Hungarian writer, painter and director

Meszlényi Attila (born 2 May 1954 in Budapest) is an ecological writer, painter, animated film director, musician, and composer. His work as a painter and thinker is dominated by the theme of nature and our ambiguous relationship with it.

Attila Meszlényi has lived in seclusion since 2006. He prefers not to exhibit his work, publishing only on the Internet. His more recent works in relation to the ecology topic are available in parts online.

== Career ==
Meszlényi graduated in applied graphic arts from Képző- és Iparművészeti Szakközépiskola (Fine and Applied Arts School) in 1972. Against his parents’ and teachers’ wishes, he did not continue his education as he did not want to move away from everyday life. He also believed that self-education was worth more than institutional education. He spent the following years with various, mostly physical occupations, including time as a baker, a stone sculptor, a decorator, and a plumber. He continued his art activities in his free time and began to turn towards films.

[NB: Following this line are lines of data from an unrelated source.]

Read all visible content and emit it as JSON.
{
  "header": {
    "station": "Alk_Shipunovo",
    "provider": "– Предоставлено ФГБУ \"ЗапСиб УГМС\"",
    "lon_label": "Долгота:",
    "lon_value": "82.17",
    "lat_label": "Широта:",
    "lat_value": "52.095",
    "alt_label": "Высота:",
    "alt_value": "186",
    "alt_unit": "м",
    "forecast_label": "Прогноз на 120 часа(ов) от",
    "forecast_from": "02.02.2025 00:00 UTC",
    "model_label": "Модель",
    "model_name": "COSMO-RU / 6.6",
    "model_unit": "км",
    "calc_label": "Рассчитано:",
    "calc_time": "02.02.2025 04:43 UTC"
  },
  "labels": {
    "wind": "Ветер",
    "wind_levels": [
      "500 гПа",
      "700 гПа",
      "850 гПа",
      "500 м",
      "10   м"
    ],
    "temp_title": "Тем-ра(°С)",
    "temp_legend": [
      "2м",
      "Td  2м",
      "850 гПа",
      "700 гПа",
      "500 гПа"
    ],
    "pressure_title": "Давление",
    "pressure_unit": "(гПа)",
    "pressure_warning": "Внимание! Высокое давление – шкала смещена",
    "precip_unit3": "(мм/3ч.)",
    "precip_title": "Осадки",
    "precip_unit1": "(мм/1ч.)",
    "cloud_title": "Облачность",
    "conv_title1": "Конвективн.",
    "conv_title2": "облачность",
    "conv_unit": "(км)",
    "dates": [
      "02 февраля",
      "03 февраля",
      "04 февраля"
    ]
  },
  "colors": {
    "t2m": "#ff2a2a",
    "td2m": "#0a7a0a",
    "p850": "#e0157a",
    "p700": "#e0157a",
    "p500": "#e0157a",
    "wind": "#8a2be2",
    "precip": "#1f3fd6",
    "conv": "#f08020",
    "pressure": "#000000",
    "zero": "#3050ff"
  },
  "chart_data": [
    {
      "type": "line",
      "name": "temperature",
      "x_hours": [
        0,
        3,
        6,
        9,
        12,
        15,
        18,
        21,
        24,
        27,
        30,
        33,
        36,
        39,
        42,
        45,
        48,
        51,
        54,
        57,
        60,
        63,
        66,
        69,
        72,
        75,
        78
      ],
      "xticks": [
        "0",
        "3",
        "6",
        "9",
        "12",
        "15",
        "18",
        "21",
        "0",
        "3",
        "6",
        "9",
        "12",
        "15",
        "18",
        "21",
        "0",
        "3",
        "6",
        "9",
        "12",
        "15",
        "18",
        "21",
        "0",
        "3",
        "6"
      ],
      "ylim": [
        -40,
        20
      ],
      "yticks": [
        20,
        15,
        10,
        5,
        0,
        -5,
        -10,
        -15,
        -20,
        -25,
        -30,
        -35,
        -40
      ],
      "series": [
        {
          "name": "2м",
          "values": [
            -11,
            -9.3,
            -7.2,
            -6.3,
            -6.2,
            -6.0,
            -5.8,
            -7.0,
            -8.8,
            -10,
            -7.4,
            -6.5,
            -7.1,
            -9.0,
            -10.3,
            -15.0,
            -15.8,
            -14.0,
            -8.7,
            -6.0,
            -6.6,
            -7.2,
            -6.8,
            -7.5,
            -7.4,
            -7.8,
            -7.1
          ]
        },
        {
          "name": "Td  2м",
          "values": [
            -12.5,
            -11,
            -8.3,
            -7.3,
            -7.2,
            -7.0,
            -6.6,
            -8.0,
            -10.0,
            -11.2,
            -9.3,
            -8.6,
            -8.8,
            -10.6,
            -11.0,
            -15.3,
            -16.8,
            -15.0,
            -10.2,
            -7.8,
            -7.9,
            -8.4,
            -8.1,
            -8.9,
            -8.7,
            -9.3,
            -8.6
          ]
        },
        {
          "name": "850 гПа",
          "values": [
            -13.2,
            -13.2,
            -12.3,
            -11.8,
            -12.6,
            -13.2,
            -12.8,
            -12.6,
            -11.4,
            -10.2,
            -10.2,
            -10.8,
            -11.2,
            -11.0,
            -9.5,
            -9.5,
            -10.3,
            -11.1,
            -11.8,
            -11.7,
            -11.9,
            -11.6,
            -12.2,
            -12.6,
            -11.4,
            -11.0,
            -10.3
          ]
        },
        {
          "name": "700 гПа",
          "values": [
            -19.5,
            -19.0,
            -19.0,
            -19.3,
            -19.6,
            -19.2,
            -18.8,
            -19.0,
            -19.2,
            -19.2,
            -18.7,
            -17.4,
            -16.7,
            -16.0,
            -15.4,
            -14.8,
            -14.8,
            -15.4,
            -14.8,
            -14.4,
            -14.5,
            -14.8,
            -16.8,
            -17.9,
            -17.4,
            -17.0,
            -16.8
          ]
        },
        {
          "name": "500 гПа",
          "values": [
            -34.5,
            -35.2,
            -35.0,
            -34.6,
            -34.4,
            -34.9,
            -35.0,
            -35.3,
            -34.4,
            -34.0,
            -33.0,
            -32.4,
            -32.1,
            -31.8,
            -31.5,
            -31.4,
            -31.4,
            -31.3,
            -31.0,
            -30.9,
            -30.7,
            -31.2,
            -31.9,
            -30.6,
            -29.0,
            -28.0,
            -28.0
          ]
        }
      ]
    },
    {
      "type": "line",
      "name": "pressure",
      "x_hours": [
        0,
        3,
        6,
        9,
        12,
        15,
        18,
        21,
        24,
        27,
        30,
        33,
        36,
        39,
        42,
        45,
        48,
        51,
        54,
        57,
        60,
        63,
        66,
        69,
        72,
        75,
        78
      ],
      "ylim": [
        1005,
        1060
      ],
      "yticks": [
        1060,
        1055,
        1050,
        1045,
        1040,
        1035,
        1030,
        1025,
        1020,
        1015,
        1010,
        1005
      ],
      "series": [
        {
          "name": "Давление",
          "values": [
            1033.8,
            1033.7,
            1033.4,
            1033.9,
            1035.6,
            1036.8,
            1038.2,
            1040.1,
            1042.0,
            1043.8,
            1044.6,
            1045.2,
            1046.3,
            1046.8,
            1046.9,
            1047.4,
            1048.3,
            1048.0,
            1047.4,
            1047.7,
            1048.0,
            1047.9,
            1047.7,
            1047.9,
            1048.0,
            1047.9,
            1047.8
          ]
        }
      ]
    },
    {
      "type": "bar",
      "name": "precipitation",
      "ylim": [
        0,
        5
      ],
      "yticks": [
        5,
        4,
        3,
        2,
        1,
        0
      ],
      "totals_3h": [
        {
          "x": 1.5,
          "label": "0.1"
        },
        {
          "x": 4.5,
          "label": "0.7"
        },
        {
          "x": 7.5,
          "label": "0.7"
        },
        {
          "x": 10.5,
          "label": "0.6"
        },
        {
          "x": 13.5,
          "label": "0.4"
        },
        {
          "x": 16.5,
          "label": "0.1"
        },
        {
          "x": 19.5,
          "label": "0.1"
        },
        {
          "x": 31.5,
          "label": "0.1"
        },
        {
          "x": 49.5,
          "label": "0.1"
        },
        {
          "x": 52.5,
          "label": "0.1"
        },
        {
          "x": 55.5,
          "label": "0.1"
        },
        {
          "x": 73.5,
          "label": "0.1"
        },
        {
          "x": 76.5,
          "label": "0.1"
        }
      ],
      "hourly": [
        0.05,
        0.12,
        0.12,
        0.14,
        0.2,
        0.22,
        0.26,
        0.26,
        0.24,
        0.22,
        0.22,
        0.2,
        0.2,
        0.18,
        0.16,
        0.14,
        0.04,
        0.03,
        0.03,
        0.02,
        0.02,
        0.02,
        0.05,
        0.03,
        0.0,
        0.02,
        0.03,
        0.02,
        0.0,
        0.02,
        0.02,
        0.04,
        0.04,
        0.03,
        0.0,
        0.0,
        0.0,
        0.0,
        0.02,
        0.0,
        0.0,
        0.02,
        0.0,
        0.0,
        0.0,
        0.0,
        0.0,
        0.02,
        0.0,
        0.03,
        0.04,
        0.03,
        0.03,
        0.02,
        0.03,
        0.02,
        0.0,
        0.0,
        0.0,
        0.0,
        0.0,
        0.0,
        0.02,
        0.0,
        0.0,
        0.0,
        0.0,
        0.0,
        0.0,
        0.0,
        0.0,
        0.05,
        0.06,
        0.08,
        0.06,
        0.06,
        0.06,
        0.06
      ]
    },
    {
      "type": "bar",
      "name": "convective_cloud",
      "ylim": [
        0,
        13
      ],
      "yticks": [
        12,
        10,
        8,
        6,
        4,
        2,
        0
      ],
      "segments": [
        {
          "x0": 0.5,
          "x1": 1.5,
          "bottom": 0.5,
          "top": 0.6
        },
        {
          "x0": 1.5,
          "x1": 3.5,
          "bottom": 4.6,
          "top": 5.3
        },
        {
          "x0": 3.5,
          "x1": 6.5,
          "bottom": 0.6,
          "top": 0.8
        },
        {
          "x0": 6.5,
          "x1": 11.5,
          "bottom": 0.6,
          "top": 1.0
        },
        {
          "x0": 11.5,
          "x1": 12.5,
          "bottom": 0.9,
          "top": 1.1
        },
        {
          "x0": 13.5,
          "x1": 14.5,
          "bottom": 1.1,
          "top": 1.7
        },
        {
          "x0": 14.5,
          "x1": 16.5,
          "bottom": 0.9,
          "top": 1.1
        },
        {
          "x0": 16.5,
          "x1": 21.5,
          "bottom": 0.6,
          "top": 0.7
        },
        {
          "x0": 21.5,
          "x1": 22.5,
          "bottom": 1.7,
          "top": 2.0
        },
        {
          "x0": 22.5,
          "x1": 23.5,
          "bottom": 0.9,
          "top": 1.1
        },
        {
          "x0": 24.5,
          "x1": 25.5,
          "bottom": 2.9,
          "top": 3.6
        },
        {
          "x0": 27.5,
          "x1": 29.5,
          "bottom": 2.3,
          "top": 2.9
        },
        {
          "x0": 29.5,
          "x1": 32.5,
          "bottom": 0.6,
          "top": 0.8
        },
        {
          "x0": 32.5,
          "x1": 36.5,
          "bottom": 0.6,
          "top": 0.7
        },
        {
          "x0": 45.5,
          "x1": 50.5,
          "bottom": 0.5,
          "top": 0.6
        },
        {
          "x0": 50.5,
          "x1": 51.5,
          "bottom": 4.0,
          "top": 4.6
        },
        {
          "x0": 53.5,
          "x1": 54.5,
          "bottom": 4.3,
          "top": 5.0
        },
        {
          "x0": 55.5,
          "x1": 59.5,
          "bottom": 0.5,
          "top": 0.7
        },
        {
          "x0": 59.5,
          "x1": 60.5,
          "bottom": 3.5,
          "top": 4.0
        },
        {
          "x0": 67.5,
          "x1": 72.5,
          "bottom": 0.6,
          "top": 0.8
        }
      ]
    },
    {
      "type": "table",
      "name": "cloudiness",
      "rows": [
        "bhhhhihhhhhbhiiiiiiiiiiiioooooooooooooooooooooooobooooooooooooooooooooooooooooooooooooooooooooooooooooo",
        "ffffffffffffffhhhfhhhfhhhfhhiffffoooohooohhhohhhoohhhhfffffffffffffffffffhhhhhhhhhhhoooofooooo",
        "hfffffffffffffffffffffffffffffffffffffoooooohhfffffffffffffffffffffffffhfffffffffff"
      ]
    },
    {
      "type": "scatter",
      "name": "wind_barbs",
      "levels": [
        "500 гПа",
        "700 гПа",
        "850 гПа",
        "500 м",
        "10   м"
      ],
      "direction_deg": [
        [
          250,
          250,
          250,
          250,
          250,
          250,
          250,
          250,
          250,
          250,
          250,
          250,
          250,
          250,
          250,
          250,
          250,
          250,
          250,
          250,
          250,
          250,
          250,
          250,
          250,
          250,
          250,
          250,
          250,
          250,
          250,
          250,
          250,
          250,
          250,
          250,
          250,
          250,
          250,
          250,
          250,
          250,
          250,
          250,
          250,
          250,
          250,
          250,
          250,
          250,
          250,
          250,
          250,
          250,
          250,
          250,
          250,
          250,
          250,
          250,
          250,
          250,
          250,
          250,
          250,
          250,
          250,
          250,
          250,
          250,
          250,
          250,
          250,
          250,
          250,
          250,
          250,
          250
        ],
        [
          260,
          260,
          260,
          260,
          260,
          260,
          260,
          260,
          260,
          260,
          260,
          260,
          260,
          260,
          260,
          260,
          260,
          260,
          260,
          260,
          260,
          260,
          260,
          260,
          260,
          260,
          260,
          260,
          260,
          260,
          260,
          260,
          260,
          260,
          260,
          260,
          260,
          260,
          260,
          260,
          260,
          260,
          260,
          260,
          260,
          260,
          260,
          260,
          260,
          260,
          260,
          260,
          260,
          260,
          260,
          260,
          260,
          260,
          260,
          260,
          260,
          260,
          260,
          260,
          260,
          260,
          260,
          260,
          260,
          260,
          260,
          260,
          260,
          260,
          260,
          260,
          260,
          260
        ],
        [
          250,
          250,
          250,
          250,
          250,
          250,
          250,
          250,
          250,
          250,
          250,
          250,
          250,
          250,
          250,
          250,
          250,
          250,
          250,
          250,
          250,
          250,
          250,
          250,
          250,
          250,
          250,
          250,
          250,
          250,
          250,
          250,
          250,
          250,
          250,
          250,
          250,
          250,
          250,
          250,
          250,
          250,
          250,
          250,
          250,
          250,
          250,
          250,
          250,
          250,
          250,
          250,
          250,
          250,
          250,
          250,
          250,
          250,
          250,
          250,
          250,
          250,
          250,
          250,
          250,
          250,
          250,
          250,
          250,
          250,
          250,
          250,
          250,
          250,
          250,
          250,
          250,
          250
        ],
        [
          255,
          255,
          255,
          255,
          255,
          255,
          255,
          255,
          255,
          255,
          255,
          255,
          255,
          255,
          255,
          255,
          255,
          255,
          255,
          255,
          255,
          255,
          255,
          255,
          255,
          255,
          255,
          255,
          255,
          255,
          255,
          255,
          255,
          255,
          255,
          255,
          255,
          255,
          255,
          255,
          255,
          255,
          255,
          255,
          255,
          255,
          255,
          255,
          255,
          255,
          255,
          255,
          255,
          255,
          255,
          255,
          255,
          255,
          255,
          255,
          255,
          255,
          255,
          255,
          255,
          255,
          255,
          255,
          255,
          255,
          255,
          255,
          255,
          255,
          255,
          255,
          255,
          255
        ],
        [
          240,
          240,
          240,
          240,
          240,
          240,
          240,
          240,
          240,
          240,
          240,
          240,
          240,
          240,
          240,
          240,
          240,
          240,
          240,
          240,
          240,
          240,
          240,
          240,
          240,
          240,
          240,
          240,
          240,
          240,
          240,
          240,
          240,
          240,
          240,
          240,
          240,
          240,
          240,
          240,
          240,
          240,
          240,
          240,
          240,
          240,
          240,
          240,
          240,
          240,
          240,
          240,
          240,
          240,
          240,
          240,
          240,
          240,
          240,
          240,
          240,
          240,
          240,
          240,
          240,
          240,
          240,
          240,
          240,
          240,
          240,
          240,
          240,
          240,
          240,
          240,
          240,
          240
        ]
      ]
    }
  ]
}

Attila Meszlényi took part in a study called ‘A magyar film formanyelve és közleménye’ about film semiotics in cooperation with László Beke, Özséb Horányi, András Lányi and Róbert Vadas led by Péter Józsa. Spotted by Foky Ottó, he started directing animated films in Pannónia Filmstúdió from 1977 to ’79. He mostly worked on parts of the popular cartoon series ‘Frakk, a macskák réme’,.

After the series ended, he began working as a freelance graphic designer. He made covers and illustrations for over two hundred books, drew many slide films, and occasionally took commercial graphic design work orders as well. Since 1980, he is member of Művészeti Alap (Artist Fund) and its successor organisation Magyar Alkotóművészek Országos Egyesülete (National Association of Hungarian Artists).

In 1983, he founded an early music ensemble, Musica Profana, in which he played the Baroque flute and musette until 1993.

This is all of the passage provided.